Sunday, February 04, 2007

The Lord is granting me the grace of travelling through one of the very dark valleys of the spiritual realm, and most of my energy has been focused on placing one foot in front of the other. In other words, QM is not having such a fun time right now, and she would sure appreciate your prayers.

The Beloved is so good. He provides for my every need, and He does not hesitate to give His handmaid the bitter medicine she requires in order to grow. My failing footsteps and wavering will notwithstanding, He continues to shape me, form me, and call me unto Himself. I try not to complain, try to be faithful to Him in thought, word, and deed, try to allow Him to transform my heart. I also constantly fail in doing so. But His grace is not about what I can do, but about what I cannot do. He came to heal the sick, not the well. His grace is about my submission to His goodness, His love, and His mercy. His grace is love poured out for me, poured into me, to be reflected back to Him and to all the world.
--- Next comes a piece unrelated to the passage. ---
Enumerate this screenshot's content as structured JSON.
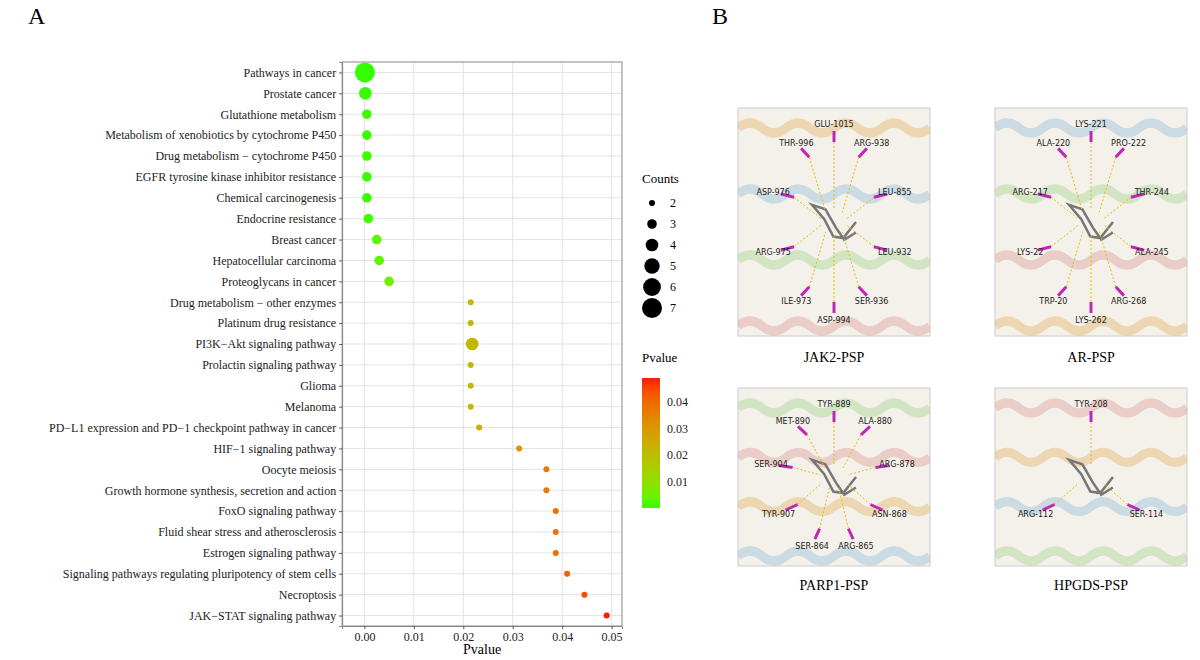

I am broken, weak, fickle, corrupt, the greatest of all sinners, unworthy ever to speak the Name of God Most High, let alone kneel in His Presence. And yet I know that somehow, mysteriously, He loves me with an undying and infinite love, despite all my iniquities. Not only that -- He calls me to Himself, asks me to love Him in return, invites me to give myself back to Him as an oblation. My broken, sordid, inconsequential being! Who is this Divine Bridegroom? This magnificent Lover? I tremble before Him. I tremble, yet I can do nothing but continue to put one foot in front of the other on this pathway to Him. Love draws me, even through fear and trembling, to climb up from this dark valley to greater and clearer heights. I am not capable of such a climb, but I pray for the humility to allow Him to lead me, to guide me, to give me the strength for the journey.

I cannot hide from Him, nor can I hide any part of my heart from Him. I must allow him to see all, own all, test all, and perfect all. Jesus! Master of my heart! Have mercy on me, a sinner, and transform me according to Thy will!